Everyone has a lantern in Ghana. When the power can go out for weeks at time, there is no other choice. One with a handle was preferable because you could hang it up and illuminate a room. I never saw a native use a flashlight during my stay.
Pestle and Mortar:
My relationship with this traditional cooking skill was a challenging one at first. Many field study students manage to break the grooved clay bowl when they first get here, and I did manage a pretty good crack. It is how they grind down their vegetables and spices for their stews. The hourglass wood mallet you see is used to go back and forth along the grooves to break down the vegetables. You have to perform this blending process sitting down on a stool with the bowl on the ground.
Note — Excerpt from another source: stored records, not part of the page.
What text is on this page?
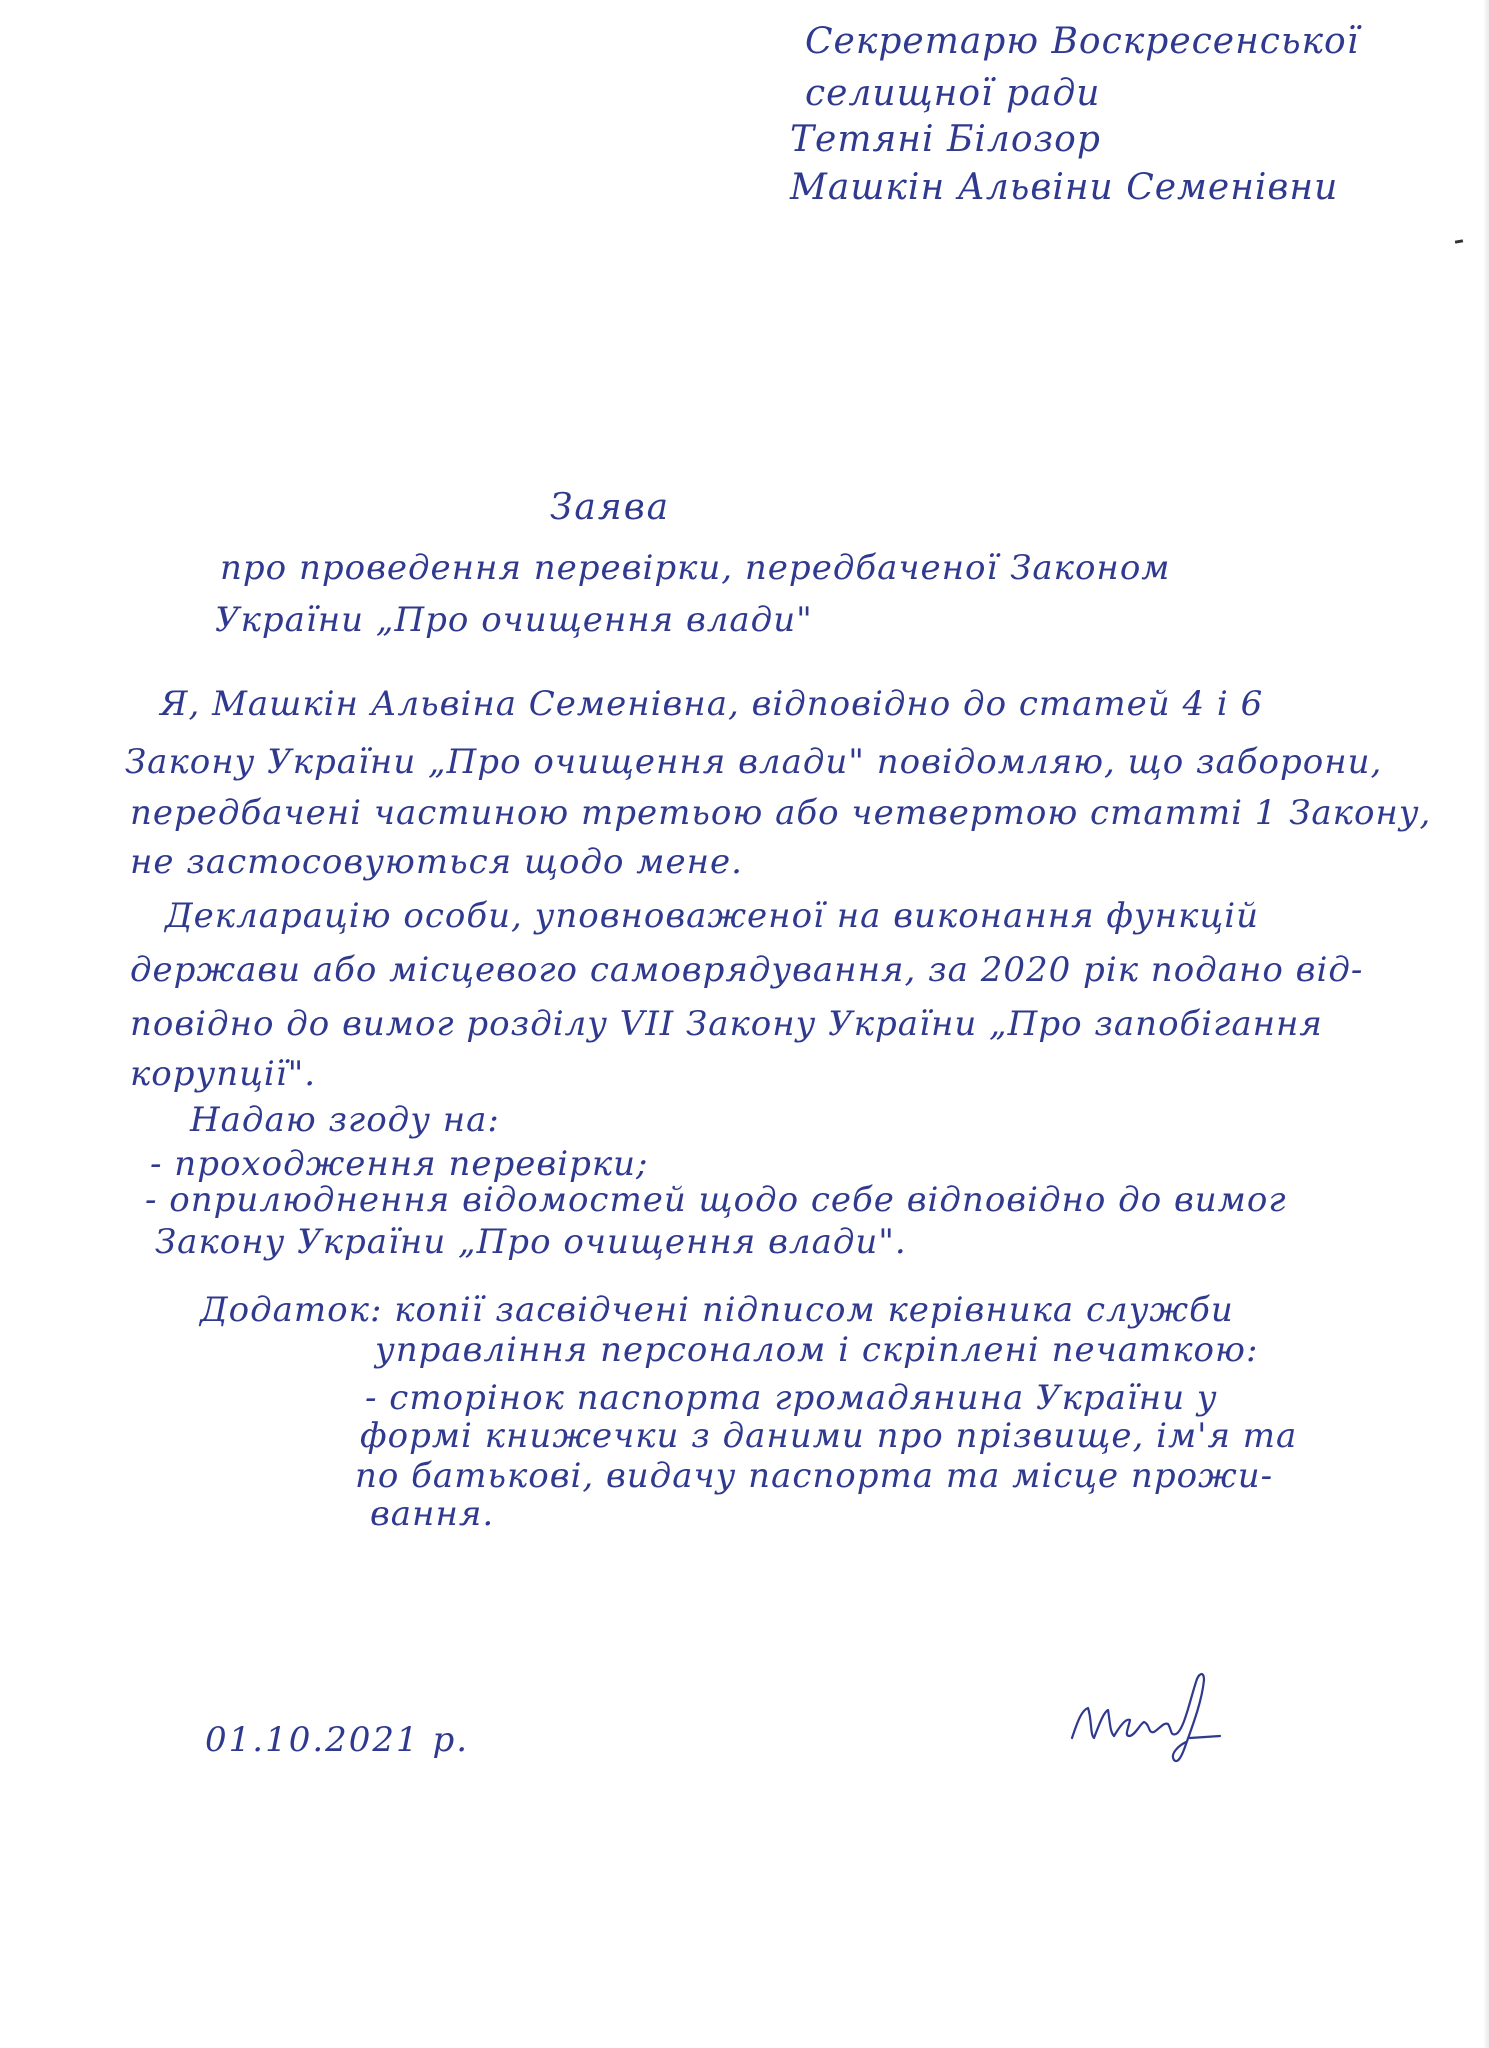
Секретарю Воскресенської
селищної ради
Тетяні Білозор
Машкін Альвіни Семенівни
Заява
про проведення перевірки, передбаченої Законом
України „Про очищення влади"
Я, Машкін Альвіна Семенівна, відповідно до статей 4 і 6
Закону України „Про очищення влади" повідомляю, що заборони,
передбачені частиною третьою або четвертою статті 1 Закону,
не застосовуються щодо мене.
Декларацію особи, уповноваженої на виконання функцій
держави або місцевого самоврядування, за 2020 рік подано від-
повідно до вимог розділу VII Закону України „Про запобігання
корупції".
Надаю згоду на:
- проходження перевірки;
- оприлюднення відомостей щодо себе відповідно до вимог
Закону України „Про очищення влади".
Додаток: копії засвідчені підписом керівника служби
управління персоналом і скріплені печаткою:
- сторінок паспорта громадянина України у
формі книжечки з даними про прізвище, ім'я та
по батькові, видачу паспорта та місце прожи-
вання.
01.10.2021 р.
The stool is not just an important household item; it is also a symbol. Traditionally a stool represents power. Even the legends about Kwame Nkruma and the golden stool creation myth about Ghana were founded on this idea. Stools are everywhere in Ghana for doing laundry, sitting around, or cooking. The one pictured here was my favorite one in the house. Usually the wood is just left unpainted.
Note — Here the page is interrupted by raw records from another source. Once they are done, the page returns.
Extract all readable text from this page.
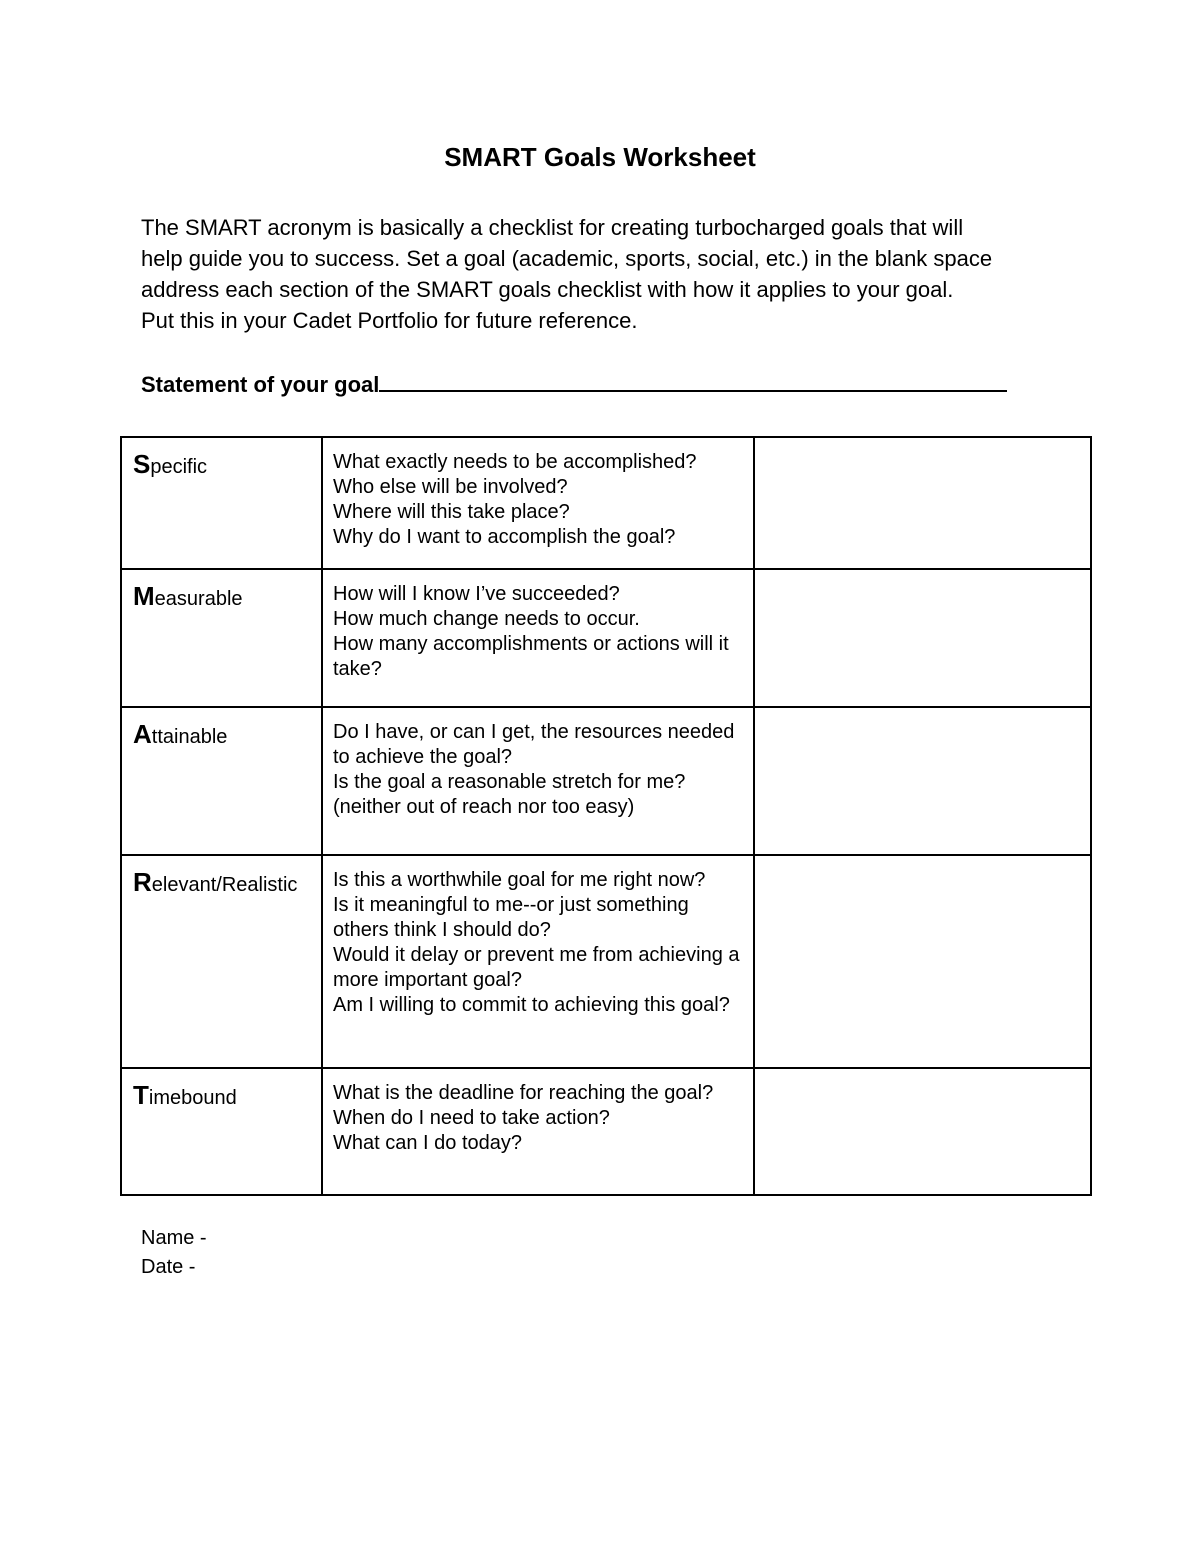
SMART Goals Worksheet
The SMART acronym is basically a checklist for creating turbocharged goals that will
help guide you to success. Set a goal (academic, sports, social, etc.) in the blank space
address each section of the SMART goals checklist with how it applies to your goal.
Put this in your Cadet Portfolio for future reference.
Statement of your goal
Specific	What exactly needs to be accomplished?
Who else will be involved?
Where will this take place?
Why do I want to accomplish the goal?	

Measurable	How will I know I’ve succeeded?
How much change needs to occur.
How many accomplishments or actions will it take?	

Attainable	Do I have, or can I get, the resources needed to achieve the goal?
Is the goal a reasonable stretch for me?
(neither out of reach nor too easy)	

Relevant/Realistic	Is this a worthwhile goal for me right now?
Is it meaningful to me--or just something others think I should do?
Would it delay or prevent me from achieving a more important goal?
Am I willing to commit to achieving this goal?	

Timebound	What is the deadline for reaching the goal?
When do I need to take action?
What can I do today?	

Name -
Date -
Ah, the radio. Music is an important part of Ghanaian culture, and a radio does not rely on electricity to work. Therefore, radios entertain all Ghanaians during their daily chores and activities, and also during the early hours of the morning when I am trying to sleep.
These large basins were designed to catch rainwater by being situated under a bent rain gutter. These bins were massive, containing maybe fifty gallons of water each when full, and are the main water sources for Ghanaians.
Rice Ball Cauldron:
I thought this set up was one of the most interesting household items in Ghana. The pot you see is curved more than a typical pot for the specific task of making rice balls. The metal rods are used to hook onto the side, and then the big loops go under your feet so to secure the pot. After establishing that firm hold on the pot, you can use that canoe paddle shaped stick and mash the rice against the sides of the cauldron. By doing this you can form balls of rice for soups, which is always a family favorite for locals (and me).
Everyone in Ghana owns a pair of flip-flops for the shower. You can also use them for doing laundry, but it keeps your feet from being burned on the cement while also keeping them from coming in contact with bugs and various bacteria’s that could be present. Some are even made out of recycled old tires. It is offensive and informal to wear shower shoes when going to your daily activities. It reminded me of wearing pajamas in public.
Ghana is five degrees off of the equator and is always humid. You sweat. A lot. Everyone has some kind of bandanna or hanky with them to wipe off sweat drips or the seat they are about to sit on. A clean one is also required for school uniforms. Try going without one for a day. I dare you.
This flat, metal spoon you see is what they use to fry up yams and plantains, which are two of their main starches in their diet. Oil is a central element of Ghanaian diets, and this little tool helps fish out fried food, but allows the oil to be saved for another night.
The Machete is an absolute must of every household, no matter who you are or what you do for a living. To us we might think of it as duct tape in America. It is essential for farming (which is the job of most Ghanaians), weeding to help prevent snakes, preparing chicken, or even sharpening your pencil at school.